The Latest: 1 person dies in wreck on icy N. Carolina road
Posted January 8
RALEIGH, N.C. — The Latest on winter weather in North Carolina (all times local):
Gov. Roy Cooper says a car skidded off an icy interstate in North Carolina, killing one person.
The death Sunday morning in Montgomery County south of Asheboro is the first reported death from this weekend's winter storm in the state. It is the fourth death from the storm in the U.S., all in vehicle wrecks.
Cooper says two other people in the car were seriously injured when the vehicle slid into a tree on Interstate 73/74. The names of the people killed and injured were not released.
He says 2,640 customers remained without power late Sunday afternoon in 37 counties.
The governor also gave an update on the two hikers rescued in western North Carolina, saying they suffered from hypothermia.
The winter storm has caused federal authorities to extend the deadline for North Carolina victims of Hurricane Matthew to apply for disaster assistance.
Gov. Roy Cooper says the Federal Emergency Management Agency has approved the state's request for a 14-day extension, putting the new deadline at Jan. 23.
This is the second extension granted to help victims of the hurricane. The state requested more time for survivors because of a notable dip in registrations during the holiday season.
The new deadline applies to homeowners, renters and businesses submitting applications for low-interest disaster loans from the U.S. Small Business Administration.
Registration is open to survivors in 45 counties designated for individual assistance.
Temperatures around the Triad area of North Carolina could be heading to lows not seen in more than 20 years.
The National Weather Service said the lows Monday morning around Greensboro, Winston-Salem and High Point could fall to zero or below. Forecasters say snow cover on the ground in the area will help push temperatures down a few degrees. Raleigh's forecast low is 7 degrees.
Forecasters say the last time Greensboro hit zero degrees was on Jan. 19, 1994. The city has hit zero or below only 14 times since 1903, when weather record-keeping began.
The lowest temperature ever in Greensboro was 8 degrees below zero on Jan. 21, 1985. A record cold wave spread across the state that day with North Carolina's lowest temperature ever recorded of minus-34 atop Mount Mitchell.
North Carolina's icy roads are no friend to anyone, including vehicles sent to help.
In Asheville, the ice caused a fire truck to crash into a store Saturday evening. Assistant Asheville Fire Chief Barry Hendren tells the Asheville Citizen-Times (http://avlne.ws/2i78FkJ) the truck was responding to a fire alarm when the driver lost control on a patch of ice.

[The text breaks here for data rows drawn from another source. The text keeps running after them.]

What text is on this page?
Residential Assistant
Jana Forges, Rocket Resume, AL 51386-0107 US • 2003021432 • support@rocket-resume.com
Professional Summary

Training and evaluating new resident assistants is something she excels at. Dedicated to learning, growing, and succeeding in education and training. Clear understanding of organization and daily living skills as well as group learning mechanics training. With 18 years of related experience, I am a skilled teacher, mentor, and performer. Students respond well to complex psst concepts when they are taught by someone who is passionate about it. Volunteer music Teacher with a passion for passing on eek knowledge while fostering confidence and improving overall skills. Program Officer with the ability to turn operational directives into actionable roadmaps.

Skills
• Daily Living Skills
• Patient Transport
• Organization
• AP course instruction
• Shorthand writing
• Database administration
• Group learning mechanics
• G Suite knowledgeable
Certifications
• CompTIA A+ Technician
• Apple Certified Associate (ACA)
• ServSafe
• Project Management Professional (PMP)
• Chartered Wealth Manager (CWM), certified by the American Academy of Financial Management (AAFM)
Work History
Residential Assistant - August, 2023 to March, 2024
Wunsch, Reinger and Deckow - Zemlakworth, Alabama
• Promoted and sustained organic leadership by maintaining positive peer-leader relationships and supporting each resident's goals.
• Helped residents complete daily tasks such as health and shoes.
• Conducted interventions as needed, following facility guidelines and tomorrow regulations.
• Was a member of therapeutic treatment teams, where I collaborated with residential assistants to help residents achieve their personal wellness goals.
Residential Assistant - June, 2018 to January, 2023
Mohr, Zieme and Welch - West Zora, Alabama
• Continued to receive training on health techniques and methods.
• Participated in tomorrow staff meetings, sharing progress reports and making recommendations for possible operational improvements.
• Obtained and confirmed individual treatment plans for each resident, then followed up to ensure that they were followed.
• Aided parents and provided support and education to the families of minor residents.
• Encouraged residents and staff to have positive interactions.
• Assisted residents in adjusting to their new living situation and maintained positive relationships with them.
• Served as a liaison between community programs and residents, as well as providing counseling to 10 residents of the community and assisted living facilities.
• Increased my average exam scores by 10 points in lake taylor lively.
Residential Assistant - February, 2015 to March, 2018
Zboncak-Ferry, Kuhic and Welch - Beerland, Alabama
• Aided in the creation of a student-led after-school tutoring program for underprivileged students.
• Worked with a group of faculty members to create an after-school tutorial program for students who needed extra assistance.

He says the truck crashed through the wall of Kitchens Unlimited. One firefighter was taken to a hospital with minor injuries.
Police tell the Winston-Salem Journal (http://bit.ly/2iRX6fK) that a salt truck overturned on Business 40 early Saturday morning. The truck flipped as it was laying salt on the highway, which was closed temporarily. Police say no one was injured.
North Carolina utilities are reporting that about 6,000 customers are without power as temperatures from a winter blast of snow and cold are forecast to drop into the single digits in some areas.
Duke Energy reported that about 5,300 customers are without power in the state with the majority of those outages in Franklin and Gaston counties. Dominion reported about 550 customers without power in its coverage area in eastern North Carolina.
The National Weather Service reports that 12.5 inches of snow fell on Mount Mitchell, the highest amount in western North Carolina reported so far. Of that total, 11.5 inches had fallen through noon Saturday. Other snowfall reports in double digits include 11 inches farther east in Guilford County.
Temperatures are expected to remain below freezing until sometime Tuesday morning.
Rescuers have found two hikers missing for more than a day in the frigid North Carolina mountains without food and water and only a small fire for warmth.
The North Carolina Emergency Response Team said in a news release that a helicopter using a tool that can detect heat found the hikers around 5 p.m. Saturday in the Shining Rock Wilderness area about 25 miles southwest of Asheville.
Authorities say the hikers had called 911 on Friday and again Saturday morning, saying their situation was getting dire. But the helicopter couldn't fly until the storm that dumped about 7 inches of snow in the area cleared.
It took rescuers about two hours to get to the men. They were taken to the hospital, and authorities did not know their conditions.